Nautilus (NLS, Financial) is a fitness solutions company that designs and markets cardio and strength fitness products. Treadmills, ellipticals, stationary bikes and weightlifting equipment are all sold under the Nautilus Bowflex, Schwinn and Universal brands. The company also offers a fitness digital platform, called JRNY.
My interest in Nautilus is quantitative. I won't speculate on the supply chain, inflation, competition, or online strategy, or how Peloton's (PTON, Financial) race to the bottom on price could affect Nautilus' near-term stock returns.
The market is pricing Nautilus for distress or bankruptcy at $3.02 per share for a market cap of 98.432 million. However, Nautilus has a competitive advantage with their valuable brand names.
Further, per-share values for the most recently reported quarter came in at $4.09 for inventory, $3.25 for receivables, $5.64 for retained earnings, $6.61 in gross profit, $21.17 in revenue and $5.78 in equity. The net current asset value is $2.38.

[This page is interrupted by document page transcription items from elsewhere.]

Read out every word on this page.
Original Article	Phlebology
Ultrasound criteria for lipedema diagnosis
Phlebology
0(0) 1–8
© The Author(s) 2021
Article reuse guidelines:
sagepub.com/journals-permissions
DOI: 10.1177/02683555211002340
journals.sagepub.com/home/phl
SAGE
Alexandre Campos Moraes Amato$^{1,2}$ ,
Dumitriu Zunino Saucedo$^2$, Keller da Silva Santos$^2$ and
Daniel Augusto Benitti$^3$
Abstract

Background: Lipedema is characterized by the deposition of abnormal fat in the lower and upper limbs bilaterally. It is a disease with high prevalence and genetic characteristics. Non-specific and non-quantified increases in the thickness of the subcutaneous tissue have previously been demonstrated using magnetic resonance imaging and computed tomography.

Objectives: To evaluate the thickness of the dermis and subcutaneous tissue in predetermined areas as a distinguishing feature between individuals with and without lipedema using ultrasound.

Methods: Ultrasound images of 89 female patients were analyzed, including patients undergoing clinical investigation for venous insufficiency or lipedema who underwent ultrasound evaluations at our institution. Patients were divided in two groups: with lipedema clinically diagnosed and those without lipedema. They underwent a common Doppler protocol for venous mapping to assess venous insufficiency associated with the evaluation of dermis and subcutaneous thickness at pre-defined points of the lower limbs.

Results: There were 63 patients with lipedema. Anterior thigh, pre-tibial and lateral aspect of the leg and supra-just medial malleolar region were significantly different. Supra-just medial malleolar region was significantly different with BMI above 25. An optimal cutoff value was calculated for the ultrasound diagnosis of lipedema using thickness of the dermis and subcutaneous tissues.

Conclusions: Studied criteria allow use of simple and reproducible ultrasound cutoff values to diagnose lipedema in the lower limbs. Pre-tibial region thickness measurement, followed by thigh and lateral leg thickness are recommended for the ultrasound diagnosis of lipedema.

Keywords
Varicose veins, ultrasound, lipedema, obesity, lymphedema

I believe this stock could provide asymmetric return potential if the online strategy proves even mildly successful. The price is down 82% over the past 52 weeks, with a three-year decline of 41% and no change in the shares outstanding.
Trailing 12-month tangible book value is $4.70, which is an increase of 152.19% versus the average value of $1.86 from 2015 to 2020. Per-share gross profit, revenue and Ebit values increased 2.79%, 64.13% and 60.34%, respectively, versus the average values from 2015 to 2020. Nevertheless, the stock price change over the same period was a decline of 76.65%!
Valuation ratios compared to the company's history highlight the extremely oversold situation. For example, the price-to-tangible-book-ratio is 90.78% lower at 0.67 versus the average value of 7.27 from 2015 to 2020. Likewise, the price-sales ratio is 85.17% lower at 0.15 versus the average value of 1.01 from 2015 to 2020.
The table below shows Nautilus' current discounted valuation metrics versus historical results, with comments on the trailing 10 years.
The table below shows the disconnect between value creation versus price declines and additional comparisons to Peloton and the NAICS (339920) Sporting and Athletic Goods Manufacturing industry.
Book value and retained earnings per share changes versus the price period show value creation versus stock price decline. Also extreme are the price-sales ratios, price-book ratios and enterprise value to gross profit relative to Peloton and the NAICS 339920 industry.
Nautilus sells commodity products with growing competition. Equally important, management is pursuing a costly money-losing online strategy. The strategy has a high probability of falling short. In March 2021, Nautilus acquired motion technology VAY to expand its uncertain JRNY digital platform.
Management forecasts negative operation results until 2023. Further, the growing inventory balance may indicate deeper problems. Additionally, input cost inflation with steel, memory chip shortages and the supply chain weighs on their future. Nautilus uses Chinese contract manufacturers and will thus face the uncertain impact of Covid-related shutdowns and geopolitical risk.
The larger Peloton is going all-in on their turnaround, coupled with Nautilus struggling to create an online presence with an inferior quality brand reputation to Peloton.
Nautilus is balance sheet cheap with a market price below liquidation value. Current assets, brands (Nautilus, Bowflex, Schwinn, Universal) and leadership in strength training contribute to its estimated price below liquidation value. Further, the per-share increase in book value and retained earnings don't reconcile with the stock's dramatic price decline. Additionally, if management executes its strategy well, the stock price could see asymmetric return potential assisted by the 10.5% of the float that is short.
Shareholder activism or a company sale are also possible. The C-suite is motivated by generous RSU and PSU compensation. "As of December 31, 2020, unrecognized compensation expense for outstanding but unvested stock-based awards was $7.2 million, which is expected to be recognized over a weighted-average period of 0.3 to 1.8 years," according to the company. The equity incentive has increased since the 10,000 as of the end of 2020.
I am thus bullish on Nautilus at current prices, though I believe it is still a speculative investment.